Cloud Computing – Hosting & Storage

Cloud Storage

Increasingly, computer users, private individuals, small business and larger businesses are moving their computer systems, databases and data storage to the cloud in preference to local machine storage.

Many computers have only limited capacity hard drives, meaning if you have large volumes of data you will need additional capacity either as local wired storage to each PC, local networked wireless storage (via your wifi network) or a cloud storage solution.

Cloud Computing

The term ‘Cloud Computing’ refers to external, remote computer servers, hosted by a third party, in a remote location, accessible via an internet connection.

Currently, internet transfer speeds are rapidly increasing with fibre optic connections being rolled out not just across the UK but internationally. Fibre optic allows for much greater upload and download speeds (currently up to 150-200MB/sec)  which in turn increases the volume of data that can be transferred faster.

Fibre has enabled the growth of video streaming which is a data heavy format with a 90 minute movie typically being 1.5 – 3 GB.

Downloading even short video at download speeds below 8MB/sec can lead to ‘buffering’ where the video being streamed plays faster than it can download. This means that the movie pauses while the next part of the movie file is downloaded. While you can wait for the whole movie file to be downloaded, in a world where we have little patience for waiting for anything, this is less than ideal.

Fast access is the key to the success of the cloud, especially for movie files, images, and large documents.

Dropbox

Cloud storage services such as Dropbox provide easy to use cloud storage at low cost. 1TB of storage space costs around $10 per month, giving enough space for most personal users.

Corporate Cloud Computing Solutions

For business, larger capacity, higher performance cloud computing services are preferable.
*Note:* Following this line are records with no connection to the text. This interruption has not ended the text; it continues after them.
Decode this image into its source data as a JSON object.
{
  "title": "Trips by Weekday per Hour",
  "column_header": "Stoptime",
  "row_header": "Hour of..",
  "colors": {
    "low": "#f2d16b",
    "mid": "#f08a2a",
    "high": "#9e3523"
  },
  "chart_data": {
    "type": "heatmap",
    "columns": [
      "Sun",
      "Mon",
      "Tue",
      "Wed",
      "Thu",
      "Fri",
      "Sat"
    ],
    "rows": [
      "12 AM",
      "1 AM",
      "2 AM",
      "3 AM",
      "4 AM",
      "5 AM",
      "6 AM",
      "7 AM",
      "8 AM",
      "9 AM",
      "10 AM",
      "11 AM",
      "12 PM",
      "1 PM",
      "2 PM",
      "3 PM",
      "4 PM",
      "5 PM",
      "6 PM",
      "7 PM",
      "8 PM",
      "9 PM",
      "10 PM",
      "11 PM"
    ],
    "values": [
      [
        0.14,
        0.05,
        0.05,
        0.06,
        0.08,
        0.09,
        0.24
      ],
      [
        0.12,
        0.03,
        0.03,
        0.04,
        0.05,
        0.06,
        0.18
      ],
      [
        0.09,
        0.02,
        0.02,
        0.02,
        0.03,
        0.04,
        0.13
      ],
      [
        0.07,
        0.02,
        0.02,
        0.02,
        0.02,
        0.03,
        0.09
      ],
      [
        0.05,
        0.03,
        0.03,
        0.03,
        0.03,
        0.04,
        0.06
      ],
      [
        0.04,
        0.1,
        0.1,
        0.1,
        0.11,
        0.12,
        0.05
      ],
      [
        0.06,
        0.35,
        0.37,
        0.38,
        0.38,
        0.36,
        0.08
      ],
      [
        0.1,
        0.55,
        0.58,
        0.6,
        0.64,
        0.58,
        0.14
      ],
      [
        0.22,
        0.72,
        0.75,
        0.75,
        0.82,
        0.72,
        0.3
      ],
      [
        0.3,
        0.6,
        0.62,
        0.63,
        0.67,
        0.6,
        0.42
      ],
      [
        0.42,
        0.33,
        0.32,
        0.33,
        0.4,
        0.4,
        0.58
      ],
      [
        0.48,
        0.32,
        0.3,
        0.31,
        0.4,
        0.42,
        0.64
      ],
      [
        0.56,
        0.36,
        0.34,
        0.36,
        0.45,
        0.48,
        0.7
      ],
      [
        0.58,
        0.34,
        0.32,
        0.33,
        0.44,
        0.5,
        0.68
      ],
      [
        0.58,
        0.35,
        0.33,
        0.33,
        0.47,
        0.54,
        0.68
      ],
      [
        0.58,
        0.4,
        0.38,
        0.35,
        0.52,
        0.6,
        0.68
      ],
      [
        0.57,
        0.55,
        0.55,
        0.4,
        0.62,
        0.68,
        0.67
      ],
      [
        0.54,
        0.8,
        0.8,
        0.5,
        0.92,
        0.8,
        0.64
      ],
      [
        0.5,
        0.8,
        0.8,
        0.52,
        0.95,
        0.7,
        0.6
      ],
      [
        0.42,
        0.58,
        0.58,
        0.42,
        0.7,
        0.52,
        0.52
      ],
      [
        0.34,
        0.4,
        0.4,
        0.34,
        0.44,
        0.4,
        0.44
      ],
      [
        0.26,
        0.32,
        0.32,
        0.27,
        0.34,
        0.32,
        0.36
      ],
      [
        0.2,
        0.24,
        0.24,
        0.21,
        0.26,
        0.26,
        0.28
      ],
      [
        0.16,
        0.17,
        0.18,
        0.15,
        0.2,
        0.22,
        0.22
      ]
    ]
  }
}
Moving your entire server centre to the cloud can be a daunting proposition, with many business owners having concerns about security, data back up protection and hacking vulnerabilities, but if you take precautionary steps you can not only keep your cloud server protected from attach and other vulnerabilities, as well as setting up automatic virtual data backups to a secondary location.

what is cloud computing?

However you currently store your data, it makes economic sense to mirror your server centre to a secondary server in a different building.
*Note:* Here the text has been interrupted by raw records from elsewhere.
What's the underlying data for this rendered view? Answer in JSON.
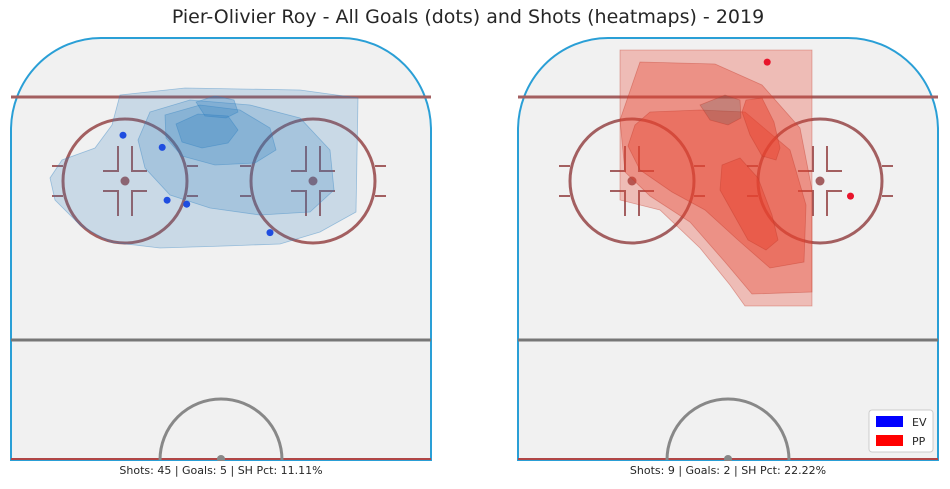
{
  "chart_data": {
    "type": "scatter",
    "title": "Pier-Olivier Roy - All Goals (dots) and Shots (heatmaps) - 2019",
    "legend": {
      "placement": "bottom-right",
      "entries": [
        {
          "label": "EV",
          "color": "#0000ff"
        },
        {
          "label": "PP",
          "color": "#ff0000"
        }
      ]
    },
    "panels": [
      {
        "strength": "EV",
        "caption": "Shots: 45 | Goals: 5 | SH Pct: 11.11%",
        "shots": 45,
        "goals_count": 5,
        "shooting_pct": 11.11,
        "heatmap_color": "#1f77b4",
        "goal_color": "#1f4de0",
        "goals": [
          {
            "x": -20,
            "y": 80
          },
          {
            "x": -12,
            "y": 77
          },
          {
            "x": -11,
            "y": 64
          },
          {
            "x": -7,
            "y": 63
          },
          {
            "x": 10,
            "y": 56
          }
        ]
      },
      {
        "strength": "PP",
        "caption": "Shots: 9 | Goals: 2 | SH Pct: 22.22%",
        "shots": 9,
        "goals_count": 2,
        "shooting_pct": 22.22,
        "heatmap_color": "#e8432f",
        "goal_color": "#e8142b",
        "goals": [
          {
            "x": 8,
            "y": 98
          },
          {
            "x": 25,
            "y": 65
          }
        ]
      }
    ]
  }
}
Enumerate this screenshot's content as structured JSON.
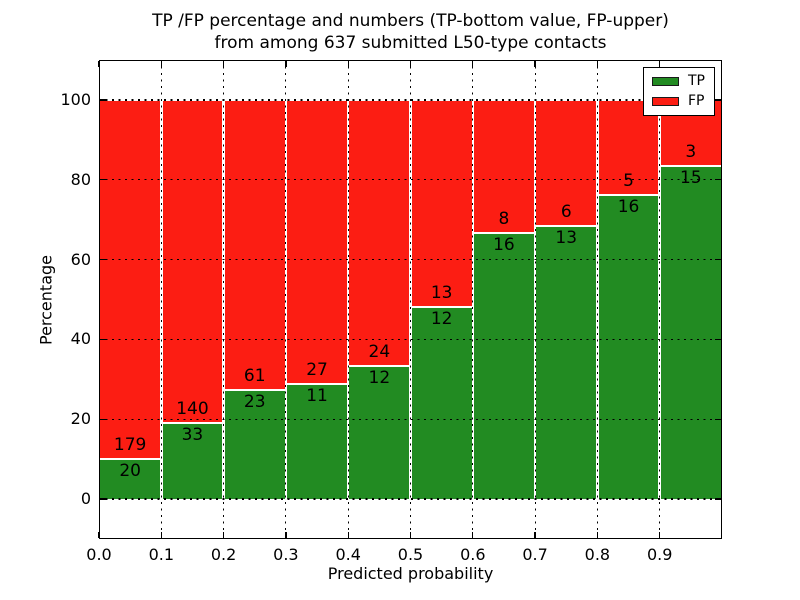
{
  "chart_data": {
    "type": "bar",
    "stacked": true,
    "normalized_to_percent": true,
    "title_lines": [
      "TP /FP percentage and numbers (TP-bottom value, FP-upper)",
      "from among 637 submitted L50-type contacts"
    ],
    "xlabel": "Predicted probability",
    "ylabel": "Percentage",
    "xlim": [
      0.0,
      1.0
    ],
    "ylim": [
      -10,
      110
    ],
    "x_tick_labels": [
      "0.0",
      "0.1",
      "0.2",
      "0.3",
      "0.4",
      "0.5",
      "0.6",
      "0.7",
      "0.8",
      "0.9"
    ],
    "x_tick_values": [
      0.0,
      0.1,
      0.2,
      0.3,
      0.4,
      0.5,
      0.6,
      0.7,
      0.8,
      0.9
    ],
    "y_tick_values": [
      0,
      20,
      40,
      60,
      80,
      100
    ],
    "grid": true,
    "legend_position": "upper right",
    "bins": [
      {
        "range": [
          0.0,
          0.1
        ],
        "tp": 20,
        "fp": 179
      },
      {
        "range": [
          0.1,
          0.2
        ],
        "tp": 33,
        "fp": 140
      },
      {
        "range": [
          0.2,
          0.3
        ],
        "tp": 23,
        "fp": 61
      },
      {
        "range": [
          0.3,
          0.4
        ],
        "tp": 11,
        "fp": 27
      },
      {
        "range": [
          0.4,
          0.5
        ],
        "tp": 12,
        "fp": 24
      },
      {
        "range": [
          0.5,
          0.6
        ],
        "tp": 12,
        "fp": 13
      },
      {
        "range": [
          0.6,
          0.7
        ],
        "tp": 16,
        "fp": 8
      },
      {
        "range": [
          0.7,
          0.8
        ],
        "tp": 13,
        "fp": 6
      },
      {
        "range": [
          0.8,
          0.9
        ],
        "tp": 16,
        "fp": 5
      },
      {
        "range": [
          0.9,
          1.0
        ],
        "tp": 15,
        "fp": 3
      }
    ],
    "series": [
      {
        "name": "TP",
        "color": "#228b22"
      },
      {
        "name": "FP",
        "color": "#fc1d13"
      }
    ]
  }
}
There are two main threats to your data availability, either your server fails and the data is lost/inaccessible, or the server is hacked and data becomes corrupted, or the room or building containing your server is destroyed.

If you mirror your data on an hourly, daily basis to different locations, then you can manage disaster recovery in a fast and responsive way.

Computer servers do fail, buildings do burn and malicious hackers are occasionally successful. When disaster occurs, you need to have a full, up to date copy of all your critical data ready to restore to your primary server.

With ever increasing download speeds, cloud storage and remote systems hosting will become more common. Cloud hosting is a cost effective way of storing your data at lower cost than buying and running a stand alone server yourself.

The key is to maintain an effective back up disaster recovery plan so your business can continue to trade uninterrupted.